Monday, December 14, 2009


The early 1970s were banner years for Paul Naschy. In less than half a decade, ever since LA MARCA DEL HOMBRE LOBO (THE MARK OF THE WOLFMAN) introduced Paul Naschy as a horror film star in 1968, Naschy had made a name for himself as the premier exponent of Spanish fantastique. Impressively, not only was he an actor in these films, but their scriptwriter as well. His 1970 LA NOCHE DE WALPURGIS (English title: WEREWOLF SHADOW) became a surprise hit in Spain, inspiring Spanish producers to fund domestic horror films. The Spanish horror boom of the 1970s arose primarily because of one man: Paul Naschy.

By 1972 the thirty-seven year old Naschy had made six Waldemar Daninsky wolfman films and the first Spanish giallo film, JACK EL DESTRIPADOR DE LONDRES (JACK THE RIPPER OF LONDON). 1972 was destined to be Naschy’s most productive and luminescent year. A total of eight movies filled his filmography for that year: DISCO ROJO (RED LIGHT), EL GRAN AMOR DEL CONDE DRACULA (COUNT DRACULA'S GREAT LOVE), LOS CRIMENES DE PETIOT (THE CRIMES OF PETIOT), LA REBELION DE LAS MUERTAS (English title: VENGEANCE OF THE ZOMBIES), LA ORGIA DE LOS MUERTOS (English title: THE HANGING WOMAN), EL ESPANTO SURGE DE LA TUMBA (English title: HORROR RISES FROM THE TOMB), EL RETORNO DE WALPURGIS (English title: THE CURSE OF THE DEVIL)—and EL JOROBADO DE LA MORGUE (THE HUNCHBACK OF THE MORGUE). At least four of these films, including the hunchback film, were to become key titles in Naschy’s oeuvre to be spoken about with reverence and enthusiasm among fans of Naschy and Spanish horror.

Sharing a similar mood of decay and a baroque/grotesque sensibility, EL JOROBADO DE LA MORGUE could be considered a follow-up to the earlier EL GRAN AMOR DEL CONDE DRACULA. Both films were produced by writer/journalist Manuel Leguineche and directed by Javier Aguirre, two intellectuals who employed the horror genre for subterfuge against the decades-long fascistic government of Generalissimo Francisco Franco. Leguineche, a friend of Naschy’s father, had solicited the actor/scriptwriter for two horror films treatments, and within a month Naschy provided both the Dracula and hunchback stories. Leguineche also brought in experimental filmmaker Aguirre to direct, an inspired choice as these two Aguirre films would become landmarks in Spanish horror cinema. (Naschy would also appear in another Aguirre film a year later, EL ASESINO ESTA ENTRE LOS TRECE [THE KILLER IS ONE OF THE THIRTEEN], but his role was minor and the film not a success.) Joining in as producer on the hunchback film was Francisco Lara Polop, a scriptwriter who would direct his own horror film that year, the luxuriantly atmospheric LA MANSION DE LA NIEBLA (English title: MURDER MANSION).

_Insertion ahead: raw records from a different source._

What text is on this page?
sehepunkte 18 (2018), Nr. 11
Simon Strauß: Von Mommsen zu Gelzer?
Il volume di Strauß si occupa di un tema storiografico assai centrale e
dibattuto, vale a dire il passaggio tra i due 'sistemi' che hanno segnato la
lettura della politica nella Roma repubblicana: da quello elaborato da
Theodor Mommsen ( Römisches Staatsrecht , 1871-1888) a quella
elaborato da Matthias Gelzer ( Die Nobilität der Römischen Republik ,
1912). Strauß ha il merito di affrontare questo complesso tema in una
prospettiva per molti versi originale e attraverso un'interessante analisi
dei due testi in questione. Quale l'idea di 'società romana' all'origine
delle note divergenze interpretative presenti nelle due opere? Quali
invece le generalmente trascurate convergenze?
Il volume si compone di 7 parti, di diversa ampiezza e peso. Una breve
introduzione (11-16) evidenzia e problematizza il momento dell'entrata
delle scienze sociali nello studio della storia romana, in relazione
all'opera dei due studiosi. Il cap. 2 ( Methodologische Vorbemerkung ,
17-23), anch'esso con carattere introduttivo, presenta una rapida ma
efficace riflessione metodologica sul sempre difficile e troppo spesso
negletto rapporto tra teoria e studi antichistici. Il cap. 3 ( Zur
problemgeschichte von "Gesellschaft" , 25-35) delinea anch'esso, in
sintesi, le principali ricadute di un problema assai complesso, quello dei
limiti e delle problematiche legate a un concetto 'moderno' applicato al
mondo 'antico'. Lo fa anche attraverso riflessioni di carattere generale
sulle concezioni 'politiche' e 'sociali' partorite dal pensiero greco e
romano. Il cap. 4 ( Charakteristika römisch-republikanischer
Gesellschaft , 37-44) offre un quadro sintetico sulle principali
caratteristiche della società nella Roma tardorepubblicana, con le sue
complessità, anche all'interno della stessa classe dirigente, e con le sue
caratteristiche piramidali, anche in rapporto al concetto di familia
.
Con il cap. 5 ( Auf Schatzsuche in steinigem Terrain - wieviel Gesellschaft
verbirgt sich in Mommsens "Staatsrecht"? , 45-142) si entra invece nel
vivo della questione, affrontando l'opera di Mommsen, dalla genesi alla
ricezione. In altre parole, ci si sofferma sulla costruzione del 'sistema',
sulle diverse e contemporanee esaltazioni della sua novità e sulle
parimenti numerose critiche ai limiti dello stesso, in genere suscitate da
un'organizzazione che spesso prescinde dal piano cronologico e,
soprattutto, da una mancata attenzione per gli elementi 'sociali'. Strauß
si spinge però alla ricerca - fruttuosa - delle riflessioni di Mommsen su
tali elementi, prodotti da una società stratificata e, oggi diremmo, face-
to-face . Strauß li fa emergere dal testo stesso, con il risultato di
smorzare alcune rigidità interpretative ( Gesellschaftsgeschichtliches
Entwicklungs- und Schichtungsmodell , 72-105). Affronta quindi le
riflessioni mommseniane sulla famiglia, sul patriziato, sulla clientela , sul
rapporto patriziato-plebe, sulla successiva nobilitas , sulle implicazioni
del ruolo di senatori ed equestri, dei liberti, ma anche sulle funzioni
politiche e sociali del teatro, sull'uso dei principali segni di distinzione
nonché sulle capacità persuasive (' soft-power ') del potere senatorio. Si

Critical to the film would be its visual look. Cameraman Raul Perez Cubero, whose future would hold three nominations for Spain’s version of the Oscar, the Goya, and a win for his cinematography on YOU'RE THE ONE (2000), handled the photography, as he had done in EL GRAN AMORE DEL CONDE DRACULA. In both films he evoked a memorable texture of morbidity and the other-worldliness inhabited by the damned and the forgotten.

For Naschy his role would be one more addition to his ever-growing roster of portraying classic monster parts. He had already played a wolfman (numerous times), Mr. Hyde and Count Dracula, so it seemed natural for him to appear as a hunchback, this one named Wolfgang Gotho in tribute to Mozart and the wolf in Naschy.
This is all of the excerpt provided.